最強総長は闇姫の首筋に牙を立てる~紅い月の真実~

「抵抗する気がないなら俺様の好きにさせてもらうぞ」

「貴方の好きにさせるつもりはない」


「いいねぇ、その反抗的な目。やはりてめぇは出会った頃となにも変わっちゃいない」

「そういう貴方だって変わってない」


「ほぅ。

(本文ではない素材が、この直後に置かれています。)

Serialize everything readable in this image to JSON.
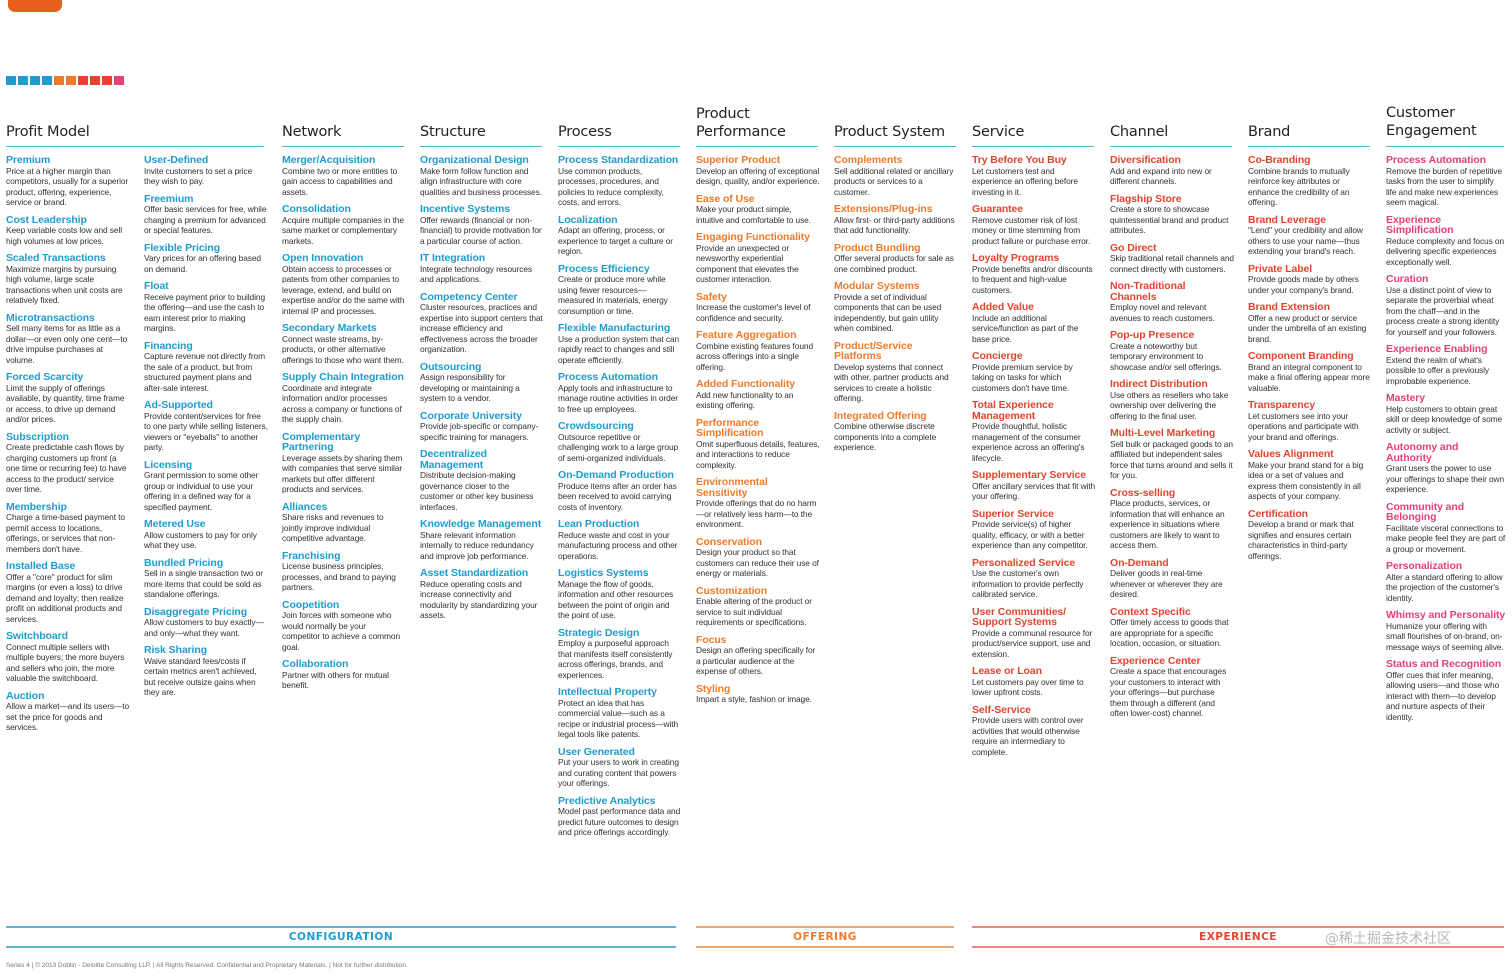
{
  "brand": [
    {
      "name": "Co-Branding",
      "desc": "Combine brands to mutually reinforce key attributes or enhance the credibility of an offering."
    },
    {
      "name": "Brand Leverage",
      "desc": "\"Lend\" your credibility and allow others to use your name—thus extending your brand's reach."
    },
    {
      "name": "Private Label",
      "desc": "Provide goods made by others under your company's brand."
    },
    {
      "name": "Brand Extension",
      "desc": "Offer a new product or service under the umbrella of an existing brand."
    },
    {
      "name": "Component Branding",
      "desc": "Brand an integral component to make a final offering appear more valuable."
    },
    {
      "name": "Transparency",
      "desc": "Let customers see into your operations and participate with your brand and offerings."
    },
    {
      "name": "Values Alignment",
      "desc": "Make your brand stand for a big idea or a set of values and express them consistently in all aspects of your company."
    },
    {
      "name": "Certification",
      "desc": "Develop a brand or mark that signifies and ensures certain characteristics in third-party offerings."
    }
  ],
  "colors": {
    "blue": "#1f9ccf",
    "orange": "#ee7b2b",
    "red": "#e2452f",
    "pink": "#e5407a",
    "rule": "#58b5d6"
  },
  "columns": {
    "profit": {
      "title": "Profit Model"
    },
    "network": {
      "title": "Network"
    },
    "structure": {
      "title": "Structure"
    },
    "process": {
      "title": "Process"
    },
    "product_performance": {
      "title_line1": "Product",
      "title_line2": "Performance"
    },
    "product_system": {
      "title": "Product System"
    },
    "service": {
      "title": "Service"
    },
    "channel": {
      "title": "Channel"
    },
    "brand": {
      "title": "Brand"
    },
    "customer_engagement": {
      "title_line1": "Customer",
      "title_line2": "Engagement"
    }
  },
  "profit_a": [
    {
      "name": "Premium",
      "desc": "Price at a higher margin than competitors, usually for a superior product, offering, experience, service or brand."
    },
    {
      "name": "Cost Leadership",
      "desc": "Keep variable costs low and sell high volumes at low prices."
    },
    {
      "name": "Scaled Transactions",
      "desc": "Maximize margins by pursuing high volume, large scale transactions when unit costs are relatively fixed."
    },
    {
      "name": "Microtransactions",
      "desc": "Sell many items for as little as a dollar—or even only one cent—to drive impulse purchases at volume."
    },
    {
      "name": "Forced Scarcity",
      "desc": "Limit the supply of offerings available, by quantity, time frame or access, to drive up demand and/or prices."
    },
    {
      "name": "Subscription",
      "desc": "Create predictable cash flows by charging customers up front (a one time or recurring fee) to have access to the product/ service over time."
    },
    {
      "name": "Membership",
      "desc": "Charge a time-based payment to permit access to locations, offerings, or services that non-members don't have."
    },
    {
      "name": "Installed Base",
      "desc": "Offer a \"core\" product for slim margins (or even a loss) to drive demand and loyalty; then realize profit on additional products and services."
    },
    {
      "name": "Switchboard",
      "desc": "Connect multiple sellers with multiple buyers; the more buyers and sellers who join, the more valuable the switchboard."
    },
    {
      "name": "Auction",
      "desc": "Allow a market—and its users—to set the price for goods and services."
    }
  ],
  "profit_b": [
    {
      "name": "User-Defined",
      "desc": "Invite customers to set a price they wish to pay."
    },
    {
      "name": "Freemium",
      "desc": "Offer basic services for free, while charging a premium for advanced or special features."
    },
    {
      "name": "Flexible Pricing",
      "desc": "Vary prices for an offering based on demand."
    },
    {
      "name": "Float",
      "desc": "Receive payment prior to building the offering—and use the cash to earn interest prior to making margins."
    },
    {
      "name": "Financing",
      "desc": "Capture revenue not directly from the sale of a product, but from structured payment plans and after-sale interest."
    },
    {
      "name": "Ad-Supported",
      "desc": "Provide content/services for free to one party while selling listeners, viewers or \"eyeballs\" to another party."
    },
    {
      "name": "Licensing",
      "desc": "Grant permission to some other group or individual to use your offering in a defined way for a specified payment."
    },
    {
      "name": "Metered Use",
      "desc": "Allow customers to pay for only what they use."
    },
    {
      "name": "Bundled Pricing",
      "desc": "Sell in a single transaction two or more items that could be sold as standalone offerings."
    },
    {
      "name": "Disaggregate Pricing",
      "desc": "Allow customers to buy exactly—and only—what they want."
    },
    {
      "name": "Risk Sharing",
      "desc": "Waive standard fees/costs if certain metrics aren't achieved, but receive outsize gains when they are."
    }
  ],
  "network": [
    {
      "name": "Merger/Acquisition",
      "desc": "Combine two or more entities to gain access to capabilities and assets."
    },
    {
      "name": "Consolidation",
      "desc": "Acquire multiple companies in the same market or complementary markets."
    },
    {
      "name": "Open Innovation",
      "desc": "Obtain access to processes or patents from other companies to leverage, extend, and build on expertise and/or do the same with internal IP and processes."
    },
    {
      "name": "Secondary Markets",
      "desc": "Connect waste streams, by-products, or other alternative offerings to those who want them."
    },
    {
      "name": "Supply Chain Integration",
      "desc": "Coordinate and integrate information and/or processes across a company or functions of the supply chain."
    },
    {
      "name": "Complementary Partnering",
      "desc": "Leverage assets by sharing them with companies that serve similar markets but offer different products and services."
    },
    {
      "name": "Alliances",
      "desc": "Share risks and revenues to jointly improve individual competitive advantage."
    },
    {
      "name": "Franchising",
      "desc": "License business principles, processes, and brand to paying partners."
    },
    {
      "name": "Coopetition",
      "desc": "Join forces with someone who would normally be your competitor to achieve a common goal."
    },
    {
      "name": "Collaboration",
      "desc": "Partner with others for mutual benefit."
    }
  ],
  "structure": [
    {
      "name": "Organizational Design",
      "desc": "Make form follow function and align infrastructure with core qualities and business processes."
    },
    {
      "name": "Incentive Systems",
      "desc": "Offer rewards (financial or non-financial) to provide motivation for a particular course of action."
    },
    {
      "name": "IT Integration",
      "desc": "Integrate technology resources and applications."
    },
    {
      "name": "Competency Center",
      "desc": "Cluster resources, practices and expertise into support centers that increase efficiency and effectiveness across the broader organization."
    },
    {
      "name": "Outsourcing",
      "desc": "Assign responsibility for developing or maintaining a system to a vendor."
    },
    {
      "name": "Corporate University",
      "desc": "Provide job-specific or company-specific training for managers."
    },
    {
      "name": "Decentralized Management",
      "desc": "Distribute decision-making governance closer to the customer or other key business interfaces."
    },
    {
      "name": "Knowledge Management",
      "desc": "Share relevant information internally to reduce redundancy and improve job performance."
    },
    {
      "name": "Asset Standardization",
      "desc": "Reduce operating costs and increase connectivity and modularity by standardizing your assets."
    }
  ],
  "process": [
    {
      "name": "Process Standardization",
      "desc": "Use common products, processes, procedures, and policies to reduce complexity, costs, and errors."
    },
    {
      "name": "Localization",
      "desc": "Adapt an offering, process, or experience to target a culture or region."
    },
    {
      "name": "Process Efficiency",
      "desc": "Create or produce more while using fewer resources—measured in materials, energy consumption or time."
    },
    {
      "name": "Flexible Manufacturing",
      "desc": "Use a production system that can rapidly react to changes and still operate efficiently."
    },
    {
      "name": "Process Automation",
      "desc": "Apply tools and infrastructure to manage routine activities in order to free up employees."
    },
    {
      "name": "Crowdsourcing",
      "desc": "Outsource repetitive or challenging work to a large group of semi-organized individuals."
    },
    {
      "name": "On-Demand Production",
      "desc": "Produce items after an order has been received to avoid carrying costs of inventory."
    },
    {
      "name": "Lean Production",
      "desc": "Reduce waste and cost in your manufacturing process and other operations."
    },
    {
      "name": "Logistics Systems",
      "desc": "Manage the flow of goods, information and other resources between the point of origin and the point of use."
    },
    {
      "name": "Strategic Design",
      "desc": "Employ a purposeful approach that manifests itself consistently across offerings, brands, and experiences."
    },
    {
      "name": "Intellectual Property",
      "desc": "Protect an idea that has commercial value—such as a recipe or industrial process—with legal tools like patents."
    },
    {
      "name": "User Generated",
      "desc": "Put your users to work in creating and curating content that powers your offerings."
    },
    {
      "name": "Predictive Analytics",
      "desc": "Model past performance data and predict future outcomes to design and price offerings accordingly."
    }
  ],
  "product_performance": [
    {
      "name": "Superior Product",
      "desc": "Develop an offering of exceptional design, quality, and/or experience."
    },
    {
      "name": "Ease of Use",
      "desc": "Make your product simple, intuitive and comfortable to use."
    },
    {
      "name": "Engaging Functionality",
      "desc": "Provide an unexpected or newsworthy experiential component that elevates the customer interaction."
    },
    {
      "name": "Safety",
      "desc": "Increase the customer's level of confidence and security."
    },
    {
      "name": "Feature Aggregation",
      "desc": "Combine existing features found across offerings into a single offering."
    },
    {
      "name": "Added Functionality",
      "desc": "Add new functionality to an existing offering."
    },
    {
      "name": "Performance Simplification",
      "desc": "Omit superfluous details, features, and interactions to reduce complexity."
    },
    {
      "name": "Environmental Sensitivity",
      "desc": "Provide offerings that do no harm—or relatively less harm—to the environment."
    },
    {
      "name": "Conservation",
      "desc": "Design your product so that customers can reduce their use of energy or materials."
    },
    {
      "name": "Customization",
      "desc": "Enable altering of the product or service to suit individual requirements or specifications."
    },
    {
      "name": "Focus",
      "desc": "Design an offering specifically for a particular audience at the expense of others."
    },
    {
      "name": "Styling",
      "desc": "Impart a style, fashion or image."
    }
  ],
  "product_system": [
    {
      "name": "Complements",
      "desc": "Sell additional related or ancillary products or services to a customer."
    },
    {
      "name": "Extensions/Plug-ins",
      "desc": "Allow first- or third-party additions that add functionality."
    },
    {
      "name": "Product Bundling",
      "desc": "Offer several products for sale as one combined product."
    },
    {
      "name": "Modular Systems",
      "desc": "Provide a set of individual components that can be used independently, but gain utility when combined."
    },
    {
      "name": "Product/Service Platforms",
      "desc": "Develop systems that connect with other, partner products and services to create a holistic offering."
    },
    {
      "name": "Integrated Offering",
      "desc": "Combine otherwise discrete components into a complete experience."
    }
  ],
  "service": [
    {
      "name": "Try Before You Buy",
      "desc": "Let customers test and experience an offering before investing in it."
    },
    {
      "name": "Guarantee",
      "desc": "Remove customer risk of lost money or time stemming from product failure or purchase error."
    },
    {
      "name": "Loyalty Programs",
      "desc": "Provide benefits and/or discounts to frequent and high-value customers."
    },
    {
      "name": "Added Value",
      "desc": "Include an additional service/function as part of the base price."
    },
    {
      "name": "Concierge",
      "desc": "Provide premium service by taking on tasks for which customers don't have time."
    },
    {
      "name": "Total Experience Management",
      "desc": "Provide thoughtful, holistic management of the consumer experience across an offering's lifecycle."
    },
    {
      "name": "Supplementary Service",
      "desc": "Offer ancillary services that fit with your offering."
    },
    {
      "name": "Superior Service",
      "desc": "Provide service(s) of higher quality, efficacy, or with a better experience than any competitor."
    },
    {
      "name": "Personalized Service",
      "desc": "Use the customer's own information to provide perfectly calibrated service."
    },
    {
      "name": "User Communities/ Support Systems",
      "desc": "Provide a communal resource for product/service support, use and extension."
    },
    {
      "name": "Lease or Loan",
      "desc": "Let customers pay over time to lower upfront costs."
    },
    {
      "name": "Self-Service",
      "desc": "Provide users with control over activities that would otherwise require an intermediary to complete."
    }
  ],
  "channel": [
    {
      "name": "Diversification",
      "desc": "Add and expand into new or different channels."
    },
    {
      "name": "Flagship Store",
      "desc": "Create a store to showcase quintessential brand and product attributes."
    },
    {
      "name": "Go Direct",
      "desc": "Skip traditional retail channels and connect directly with customers."
    },
    {
      "name": "Non-Traditional Channels",
      "desc": "Employ novel and relevant avenues to reach customers."
    },
    {
      "name": "Pop-up Presence",
      "desc": "Create a noteworthy but temporary environment to showcase and/or sell offerings."
    },
    {
      "name": "Indirect Distribution",
      "desc": "Use others as resellers who take ownership over delivering the offering to the final user."
    },
    {
      "name": "Multi-Level Marketing",
      "desc": "Sell bulk or packaged goods to an affiliated but independent sales force that turns around and sells it for you."
    },
    {
      "name": "Cross-selling",
      "desc": "Place products, services, or information that will enhance an experience in situations where customers are likely to want to access them."
    },
    {
      "name": "On-Demand",
      "desc": "Deliver goods in real-time whenever or wherever they are desired."
    },
    {
      "name": "Context Specific",
      "desc": "Offer timely access to goods that are appropriate for a specific location, occasion, or situation."
    },
    {
      "name": "Experience Center",
      "desc": "Create a space that encourages your customers to interact with your offerings—but purchase them through a different (and often lower-cost) channel."
    }
  ],
  "customer_engagement": [
    {
      "name": "Process Automation",
      "desc": "Remove the burden of repetitive tasks from the user to simplify life and make new experiences seem magical."
    },
    {
      "name": "Experience Simplification",
      "desc": "Reduce complexity and focus on delivering specific experiences exceptionally well."
    },
    {
      "name": "Curation",
      "desc": "Use a distinct point of view to separate the proverbial wheat from the chaff—and in the process create a strong identity for yourself and your followers."
    },
    {
      "name": "Experience Enabling",
      "desc": "Extend the realm of what's possible to offer a previously improbable experience."
    },
    {
      "name": "Mastery",
      "desc": "Help customers to obtain great skill or deep knowledge of some activity or subject."
    },
    {
      "name": "Autonomy and Authority",
      "desc": "Grant users the power to use your offerings to shape their own experience."
    },
    {
      "name": "Community and Belonging",
      "desc": "Facilitate visceral connections to make people feel they are part of a group or movement."
    },
    {
      "name": "Personalization",
      "desc": "Alter a standard offering to allow the projection of the customer's identity."
    },
    {
      "name": "Whimsy and Personality",
      "desc": "Humanize your offering with small flourishes of on-brand, on-message ways of seeming alive."
    },
    {
      "name": "Status and Recognition",
      "desc": "Offer cues that infer meaning, allowing users—and those who interact with them—to develop and nurture aspects of their identity."
    }
  ],
  "categories": {
    "configuration": "CONFIGURATION",
    "offering": "OFFERING",
    "experience": "EXPERIENCE"
  },
  "footer": "Series 4  |  © 2013 Doblin - Deloitte Consulting LLP.  |  All Rights Reserved. Confidential and Proprietary Materials.  |  Not for further distribution.",
  "watermark": "@稀土掘金技术社区"
}
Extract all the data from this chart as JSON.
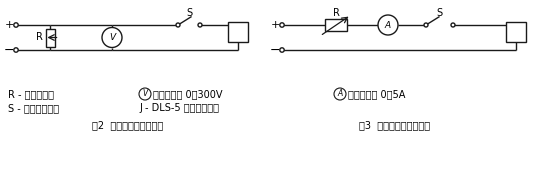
{
  "bg_color": "#ffffff",
  "line_color": "#1a1a1a",
  "line_width": 1.0,
  "fig_width": 5.36,
  "fig_height": 1.82,
  "dpi": 100,
  "caption_left": "图2  动作电压检验线路图",
  "caption_right": "图3  动作电流检验线路图",
  "leg_r": "R - 滑线电阻器",
  "leg_s": "S - 单刀单掷开关",
  "leg_v": "直流电压表 0～300V",
  "leg_j": "J - DLS-5 双位置继电器",
  "leg_a": "直流电流表 0～5A"
}
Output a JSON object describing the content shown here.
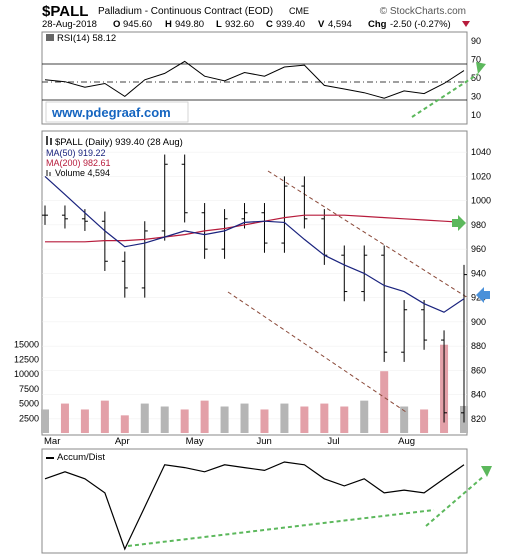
{
  "header": {
    "symbol": "$PALL",
    "name": "Palladium - Continuous Contract (EOD)",
    "exchange": "CME",
    "brand": "© StockCharts.com",
    "date": "28-Aug-2018",
    "open_label": "O",
    "open": "945.60",
    "high_label": "H",
    "high": "949.80",
    "low_label": "L",
    "low": "932.60",
    "close_label": "C",
    "close": "939.40",
    "volume_label": "V",
    "volume": "4,594",
    "change_label": "Chg",
    "change": "-2.50 (-0.27%)"
  },
  "watermark": "www.pdegraaf.com",
  "colors": {
    "price": "#000000",
    "ma50": "#1a237e",
    "ma200": "#b71c3c",
    "volume_up": "#b5b5b5",
    "volume_down": "#e3a0a8",
    "trendline": "#8b4a3a",
    "arrow_green": "#5cb85c",
    "arrow_blue": "#4a90d9",
    "watermark": "#1565c0"
  },
  "rsi_panel": {
    "title": "RSI(14) 58.12",
    "ticks": [
      "90",
      "70",
      "50",
      "30",
      "10"
    ]
  },
  "price_panel": {
    "title": "$PALL (Daily) 939.40 (28 Aug)",
    "legend": [
      {
        "label": "MA(50) 919.22",
        "color": "#1a237e"
      },
      {
        "label": "MA(200) 982.61",
        "color": "#b71c3c"
      },
      {
        "label": "Volume 4,594",
        "color": "#888888"
      }
    ],
    "price_ticks": [
      "1040",
      "1020",
      "1000",
      "980",
      "960",
      "940",
      "920",
      "900",
      "880",
      "860",
      "840",
      "820"
    ],
    "volume_ticks": [
      "15000",
      "12500",
      "10000",
      "7500",
      "5000",
      "2500"
    ],
    "months": [
      "Mar",
      "Apr",
      "May",
      "Jun",
      "Jul",
      "Aug"
    ]
  },
  "ad_panel": {
    "title": "Accum/Dist"
  },
  "chart_data": [
    {
      "type": "line",
      "name": "RSI",
      "title": "RSI(14) 58.12",
      "ylim": [
        0,
        100
      ],
      "levels": [
        70,
        50,
        30
      ],
      "x": [
        0,
        6,
        12,
        18,
        24,
        30,
        36,
        42,
        48,
        54,
        60,
        66,
        72,
        78,
        84,
        90,
        96,
        102,
        108,
        114,
        120,
        126
      ],
      "values": [
        48,
        46,
        40,
        44,
        30,
        48,
        55,
        68,
        52,
        47,
        56,
        52,
        62,
        64,
        42,
        38,
        34,
        28,
        36,
        33,
        44,
        58
      ]
    },
    {
      "type": "candlestick",
      "name": "$PALL (Daily)",
      "ylim": [
        810,
        1050
      ],
      "x": [
        0,
        6,
        12,
        18,
        24,
        30,
        36,
        42,
        48,
        54,
        60,
        66,
        72,
        78,
        84,
        90,
        96,
        102,
        108,
        114,
        120,
        126
      ],
      "close": [
        988,
        985,
        983,
        950,
        928,
        975,
        1030,
        990,
        960,
        985,
        990,
        965,
        1012,
        985,
        955,
        925,
        955,
        875,
        910,
        885,
        825,
        939
      ],
      "ma50": [
        1020,
        1005,
        990,
        975,
        962,
        965,
        970,
        975,
        972,
        975,
        982,
        983,
        982,
        968,
        955,
        947,
        940,
        930,
        925,
        915,
        908,
        919
      ],
      "ma200": [
        966,
        966,
        966,
        967,
        967,
        968,
        970,
        972,
        975,
        977,
        980,
        983,
        986,
        988,
        988,
        988,
        987,
        986,
        985,
        984,
        983,
        982
      ]
    },
    {
      "type": "bar",
      "name": "Volume",
      "ylim": [
        0,
        17500
      ],
      "x": [
        0,
        6,
        12,
        18,
        24,
        30,
        36,
        42,
        48,
        54,
        60,
        66,
        72,
        78,
        84,
        90,
        96,
        102,
        108,
        114,
        120,
        126
      ],
      "values": [
        4000,
        5000,
        4000,
        5500,
        3000,
        5000,
        4500,
        4000,
        5500,
        4500,
        5000,
        4000,
        5000,
        4500,
        5000,
        4500,
        5500,
        10500,
        4500,
        4000,
        15000,
        4594
      ]
    },
    {
      "type": "line",
      "name": "Accum/Dist",
      "title": "Accum/Dist",
      "x": [
        0,
        6,
        12,
        18,
        24,
        30,
        36,
        42,
        48,
        54,
        60,
        66,
        72,
        78,
        84,
        90,
        96,
        102,
        108,
        114,
        120,
        126
      ],
      "values": [
        70,
        75,
        70,
        60,
        20,
        50,
        80,
        78,
        75,
        80,
        78,
        76,
        82,
        80,
        70,
        65,
        70,
        60,
        62,
        60,
        70,
        80
      ]
    }
  ]
}
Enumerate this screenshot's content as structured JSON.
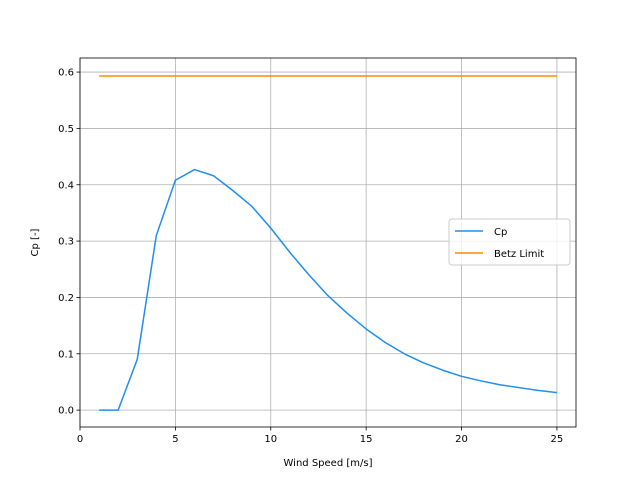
{
  "chart_data": {
    "type": "line",
    "title": "",
    "xlabel": "Wind Speed [m/s]",
    "ylabel": "Cp [-]",
    "xlim": [
      0,
      26
    ],
    "ylim": [
      -0.03,
      0.625
    ],
    "xticks": [
      0,
      5,
      10,
      15,
      20,
      25
    ],
    "xtick_labels": [
      "0",
      "5",
      "10",
      "15",
      "20",
      "25"
    ],
    "yticks": [
      0.0,
      0.1,
      0.2,
      0.3,
      0.4,
      0.5,
      0.6
    ],
    "ytick_labels": [
      "0.0",
      "0.1",
      "0.2",
      "0.3",
      "0.4",
      "0.5",
      "0.6"
    ],
    "grid": true,
    "legend_position": "center-right",
    "series": [
      {
        "name": "Cp",
        "color": "#1f8ff0",
        "x": [
          1,
          2,
          3,
          4,
          5,
          6,
          7,
          8,
          9,
          10,
          11,
          12,
          13,
          14,
          15,
          16,
          17,
          18,
          19,
          20,
          21,
          22,
          23,
          24,
          25
        ],
        "y": [
          0.0,
          0.0,
          0.09,
          0.31,
          0.408,
          0.427,
          0.416,
          0.39,
          0.362,
          0.323,
          0.28,
          0.24,
          0.203,
          0.172,
          0.144,
          0.12,
          0.1,
          0.084,
          0.071,
          0.06,
          0.052,
          0.045,
          0.04,
          0.035,
          0.031
        ]
      },
      {
        "name": "Betz Limit",
        "color": "#ff8c00",
        "x": [
          1,
          25
        ],
        "y": [
          0.593,
          0.593
        ]
      }
    ]
  }
}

今まで忘れてくせにどの口がほざいてるんだ?」


顎を強引に上げられ、彼の唇が近づく。


「馬鹿にするのもいい加減にして」


――バチンッ!!!


部屋に響く鈍い音。

私は彼の頬を思いきり叩いた。


「威勢がいい女は嫌いじゃない」

「少しは痛がったらどうなの?」


「俺様にはこのくらい蚊に刺された程度で済む。それはてめぇがよく知っているだろう?」


少しだけ赤くなっていた頬も5秒もしないうちに消えていく。


吸血鬼の回復能力。実際に目の当たりにすると人間とは違うんだと嫌でも実感する。


「前にも言ったはずだ。闇姫、てめぇは俺様の女に相応しい、と」

「私は誰のものにもならない」


「てめぇがご執心なあいつのモノになる気はないのか?」

「それを貴方にいう必要はないわ」


「ここまで強情な女はてめぇが初めてだ」


強情?どこが?

私はただ思ってることを口にしただけ。